From a policy point of view, the Energy Policy highlights the role of the government in promoting the use of renewable sources of energy such as designing incentive packages to promote private sector investments in renewable energy and other off-grid generation and government support in research and development in emerging technologies like wind energy generation. The FIT Policy also provides the framework for renewable sources of energy that may be used in the generation of electricity. The FIT Policy requires power producers to sell renewable energy generated electricity to KPLC, which is the single offtaker currently operating in the Kenyan market and provides qualifying tariffs for a set period of time.

The primary legislation for the energy sector, the Energy Act, provides for the development of renewable sources of energy including biomass, biodiesel, bioethanol, charcoal, fuel wood, solar, wind, tidal waves, hydropower, biogas and municipal waste.
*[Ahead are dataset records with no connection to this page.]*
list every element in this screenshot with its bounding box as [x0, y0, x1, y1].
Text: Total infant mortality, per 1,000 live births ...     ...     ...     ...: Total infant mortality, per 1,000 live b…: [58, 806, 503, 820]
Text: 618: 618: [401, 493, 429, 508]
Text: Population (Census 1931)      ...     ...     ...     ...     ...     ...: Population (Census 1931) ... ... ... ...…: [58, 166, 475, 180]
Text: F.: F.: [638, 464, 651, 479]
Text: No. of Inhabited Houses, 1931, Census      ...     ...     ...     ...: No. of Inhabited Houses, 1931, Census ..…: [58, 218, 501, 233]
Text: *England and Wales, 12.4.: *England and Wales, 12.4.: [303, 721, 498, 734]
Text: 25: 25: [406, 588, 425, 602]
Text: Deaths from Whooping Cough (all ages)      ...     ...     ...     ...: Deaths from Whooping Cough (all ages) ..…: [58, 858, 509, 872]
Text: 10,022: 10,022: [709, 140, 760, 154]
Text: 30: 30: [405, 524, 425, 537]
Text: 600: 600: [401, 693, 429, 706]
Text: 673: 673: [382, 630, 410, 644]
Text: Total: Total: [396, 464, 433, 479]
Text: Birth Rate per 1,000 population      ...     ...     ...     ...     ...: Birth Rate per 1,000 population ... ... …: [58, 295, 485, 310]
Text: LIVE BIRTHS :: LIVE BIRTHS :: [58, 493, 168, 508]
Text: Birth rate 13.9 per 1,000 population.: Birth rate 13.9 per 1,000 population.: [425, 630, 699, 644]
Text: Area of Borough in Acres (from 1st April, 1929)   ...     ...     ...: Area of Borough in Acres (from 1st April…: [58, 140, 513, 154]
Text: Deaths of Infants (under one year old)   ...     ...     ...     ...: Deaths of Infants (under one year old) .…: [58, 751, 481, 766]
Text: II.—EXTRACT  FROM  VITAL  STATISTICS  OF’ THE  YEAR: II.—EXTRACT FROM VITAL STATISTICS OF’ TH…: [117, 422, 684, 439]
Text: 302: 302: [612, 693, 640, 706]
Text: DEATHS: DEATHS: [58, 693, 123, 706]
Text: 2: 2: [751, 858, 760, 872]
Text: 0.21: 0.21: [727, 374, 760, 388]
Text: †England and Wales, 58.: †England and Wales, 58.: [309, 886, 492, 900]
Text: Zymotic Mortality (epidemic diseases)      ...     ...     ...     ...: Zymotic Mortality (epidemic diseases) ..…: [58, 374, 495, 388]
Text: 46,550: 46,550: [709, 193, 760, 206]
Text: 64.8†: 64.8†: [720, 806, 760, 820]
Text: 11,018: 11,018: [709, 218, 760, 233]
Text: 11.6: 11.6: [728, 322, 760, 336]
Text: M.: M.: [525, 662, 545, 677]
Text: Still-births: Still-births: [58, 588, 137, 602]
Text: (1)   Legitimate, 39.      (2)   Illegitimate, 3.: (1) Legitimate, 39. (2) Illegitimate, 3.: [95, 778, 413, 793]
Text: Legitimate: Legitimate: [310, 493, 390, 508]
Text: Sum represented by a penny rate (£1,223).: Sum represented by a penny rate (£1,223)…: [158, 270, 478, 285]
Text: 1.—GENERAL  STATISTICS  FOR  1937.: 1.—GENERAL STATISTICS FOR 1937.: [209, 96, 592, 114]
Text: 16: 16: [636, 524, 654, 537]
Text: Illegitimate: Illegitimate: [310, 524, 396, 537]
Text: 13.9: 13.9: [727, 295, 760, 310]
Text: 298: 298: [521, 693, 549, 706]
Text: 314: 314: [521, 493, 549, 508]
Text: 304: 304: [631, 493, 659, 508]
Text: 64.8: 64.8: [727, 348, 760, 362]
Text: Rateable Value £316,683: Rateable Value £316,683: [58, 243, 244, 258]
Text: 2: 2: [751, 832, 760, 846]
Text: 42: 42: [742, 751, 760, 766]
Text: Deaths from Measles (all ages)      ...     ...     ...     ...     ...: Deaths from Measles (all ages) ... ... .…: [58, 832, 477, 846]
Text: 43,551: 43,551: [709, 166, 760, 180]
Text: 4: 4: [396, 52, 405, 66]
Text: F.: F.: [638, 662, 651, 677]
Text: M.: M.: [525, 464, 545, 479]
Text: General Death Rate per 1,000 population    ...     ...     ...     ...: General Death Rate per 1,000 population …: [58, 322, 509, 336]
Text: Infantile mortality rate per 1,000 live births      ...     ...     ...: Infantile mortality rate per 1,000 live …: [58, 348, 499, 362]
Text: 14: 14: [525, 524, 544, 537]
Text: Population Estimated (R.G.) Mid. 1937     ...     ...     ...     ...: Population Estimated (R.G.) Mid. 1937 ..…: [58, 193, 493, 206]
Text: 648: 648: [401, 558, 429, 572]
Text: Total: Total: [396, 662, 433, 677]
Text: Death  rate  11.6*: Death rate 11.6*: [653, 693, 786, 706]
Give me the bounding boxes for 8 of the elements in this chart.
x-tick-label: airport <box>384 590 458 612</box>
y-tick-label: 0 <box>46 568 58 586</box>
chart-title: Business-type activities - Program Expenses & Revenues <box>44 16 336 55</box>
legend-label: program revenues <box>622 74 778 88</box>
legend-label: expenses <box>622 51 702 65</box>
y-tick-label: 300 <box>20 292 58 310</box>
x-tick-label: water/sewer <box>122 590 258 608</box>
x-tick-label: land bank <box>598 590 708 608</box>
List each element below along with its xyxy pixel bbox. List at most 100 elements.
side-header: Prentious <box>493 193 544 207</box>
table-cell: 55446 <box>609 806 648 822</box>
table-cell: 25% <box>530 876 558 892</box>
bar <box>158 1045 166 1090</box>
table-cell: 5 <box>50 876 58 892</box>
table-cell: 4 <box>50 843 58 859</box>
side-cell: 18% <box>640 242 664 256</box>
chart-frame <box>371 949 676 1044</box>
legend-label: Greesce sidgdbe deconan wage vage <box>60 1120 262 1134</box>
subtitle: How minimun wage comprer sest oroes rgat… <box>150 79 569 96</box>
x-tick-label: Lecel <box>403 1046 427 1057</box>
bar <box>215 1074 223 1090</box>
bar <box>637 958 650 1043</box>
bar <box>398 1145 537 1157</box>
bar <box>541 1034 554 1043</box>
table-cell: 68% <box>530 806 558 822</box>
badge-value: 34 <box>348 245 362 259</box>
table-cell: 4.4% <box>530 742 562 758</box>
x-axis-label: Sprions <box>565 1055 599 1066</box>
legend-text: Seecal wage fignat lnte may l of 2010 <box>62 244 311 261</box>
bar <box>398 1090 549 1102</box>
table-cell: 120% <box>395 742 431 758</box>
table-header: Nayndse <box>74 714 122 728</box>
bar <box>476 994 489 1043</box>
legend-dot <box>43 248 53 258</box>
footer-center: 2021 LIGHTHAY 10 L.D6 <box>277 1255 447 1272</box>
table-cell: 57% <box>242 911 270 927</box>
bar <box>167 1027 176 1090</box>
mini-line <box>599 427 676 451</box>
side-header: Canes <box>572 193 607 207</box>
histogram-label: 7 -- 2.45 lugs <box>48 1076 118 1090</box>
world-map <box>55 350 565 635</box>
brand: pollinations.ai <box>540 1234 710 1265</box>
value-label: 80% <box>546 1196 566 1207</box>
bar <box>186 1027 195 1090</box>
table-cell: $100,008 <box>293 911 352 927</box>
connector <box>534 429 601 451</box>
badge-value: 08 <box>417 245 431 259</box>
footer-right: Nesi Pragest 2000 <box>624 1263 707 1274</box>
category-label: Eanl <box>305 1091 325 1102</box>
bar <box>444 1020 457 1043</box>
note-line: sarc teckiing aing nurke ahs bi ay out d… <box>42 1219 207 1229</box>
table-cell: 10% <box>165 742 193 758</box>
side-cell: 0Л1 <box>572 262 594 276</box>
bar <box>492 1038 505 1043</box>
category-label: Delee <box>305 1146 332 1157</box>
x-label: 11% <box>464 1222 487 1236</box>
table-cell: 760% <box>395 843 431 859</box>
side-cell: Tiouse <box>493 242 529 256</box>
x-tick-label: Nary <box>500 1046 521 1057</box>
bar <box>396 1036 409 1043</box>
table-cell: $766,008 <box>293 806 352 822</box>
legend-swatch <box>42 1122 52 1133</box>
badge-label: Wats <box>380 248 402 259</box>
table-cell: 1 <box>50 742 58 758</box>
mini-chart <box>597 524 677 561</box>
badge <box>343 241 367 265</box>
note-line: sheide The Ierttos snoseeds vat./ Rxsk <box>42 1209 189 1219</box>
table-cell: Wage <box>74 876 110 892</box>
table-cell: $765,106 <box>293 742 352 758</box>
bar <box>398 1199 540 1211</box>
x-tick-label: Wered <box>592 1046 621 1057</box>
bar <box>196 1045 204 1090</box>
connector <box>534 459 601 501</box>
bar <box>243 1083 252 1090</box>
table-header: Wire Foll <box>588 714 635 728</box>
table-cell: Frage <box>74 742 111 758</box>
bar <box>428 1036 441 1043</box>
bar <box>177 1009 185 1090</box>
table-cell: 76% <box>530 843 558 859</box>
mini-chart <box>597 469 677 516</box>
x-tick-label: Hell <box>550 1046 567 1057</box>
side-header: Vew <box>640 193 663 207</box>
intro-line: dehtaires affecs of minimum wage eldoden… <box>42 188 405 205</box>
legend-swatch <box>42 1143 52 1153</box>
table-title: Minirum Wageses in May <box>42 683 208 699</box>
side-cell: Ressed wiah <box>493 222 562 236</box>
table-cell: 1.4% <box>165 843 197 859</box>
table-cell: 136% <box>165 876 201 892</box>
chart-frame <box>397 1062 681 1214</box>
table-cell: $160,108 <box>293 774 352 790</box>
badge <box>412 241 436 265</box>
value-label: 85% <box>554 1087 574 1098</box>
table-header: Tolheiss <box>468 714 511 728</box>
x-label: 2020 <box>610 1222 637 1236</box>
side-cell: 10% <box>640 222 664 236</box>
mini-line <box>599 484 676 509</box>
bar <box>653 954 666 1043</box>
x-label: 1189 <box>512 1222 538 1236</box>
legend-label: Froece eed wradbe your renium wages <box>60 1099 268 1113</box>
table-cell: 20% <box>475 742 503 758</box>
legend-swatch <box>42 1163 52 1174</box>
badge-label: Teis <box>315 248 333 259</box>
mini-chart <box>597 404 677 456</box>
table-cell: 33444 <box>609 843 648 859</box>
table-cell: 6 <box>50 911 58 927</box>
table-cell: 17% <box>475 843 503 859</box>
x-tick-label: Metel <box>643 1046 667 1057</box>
In addition, there are several other regulations enacted to promote the use of renewable energy sources, such as the Energy (Solar Water Heating) Regulations, 2012, which require all existing premises with hot water requirements of a capacity exceeding 100 litres per day to install and use a solar heating system.

Climate change

What impact will government policy on climate change have on the types of resources that are used to meet electricity demand and on the cost and amount of power that is consumed?

Kenya has in place a number of policies and laws aimed at addressing the challenges brought about from climate change. In particular, Kenya recently enacted the Climate Change Act, 2016, which aims at improvement of efficiency and reduction of emissions through the uptake of technologies that support low carbon, and climate-resilient development. This is in addition to the National Climate Change Response Strategy, the National Climate Change Action Plan (NCCAP) and the Paris Agreement to which Kenya is a signatory.

Under the NCCAP, Kenya has pledged to cut its carbon emissions to 30 per cent below ‘business-as-usual levels’ by 2030, by expanding solar, wind and geothermal power, and bringing forest cover to up to 10 per cent of the country while reducing reliance on wood fuel. This has seen Kenya focus on diversifying her energy sources from thermal power to geothermal power. The use of geothermal power has steadily grown from 20 per cent of the total electrical energy produced in June 2013 to 40 per cent as at December 2016.


Does the regulatory framework support electricity storage including research and development of storage solutions?

Not applicable.

Government policy

Does government policy encourage or discourage development of new nuclear power plants? How?

Kenya is exploring the possibility of setting up nuclear power plants. In this regard, the Kenya Nuclear Electricity Board (KNEB) was established to help promote the development of nuclear electricity generation in Kenya.

KNEB works under the guidance of the International Atomic Energy Agency (IAEA), which is the international body that promotes unified cooperation in nuclear energy for countries across the world. Its main aim is to promote safe and secure use of nuclear technologies in various countries. KNEB, with the assistance of the IAEA, has developed a Draft National Nuclear Regulatory Bill, 2017 (the Draft Nuclear Bill) and a draft Nuclear Policy. Concurrently, the Energy Bill, 2017, which has been published and will soon be before Parliament for debate, provides for the establishment of the Energy and Petroleum Institute, which will promote the development and generation of nuclear energy in Kenya.

KNEB has already conducted pre-feasibility studies in Kenya for the proposed development of a nuclear power plant.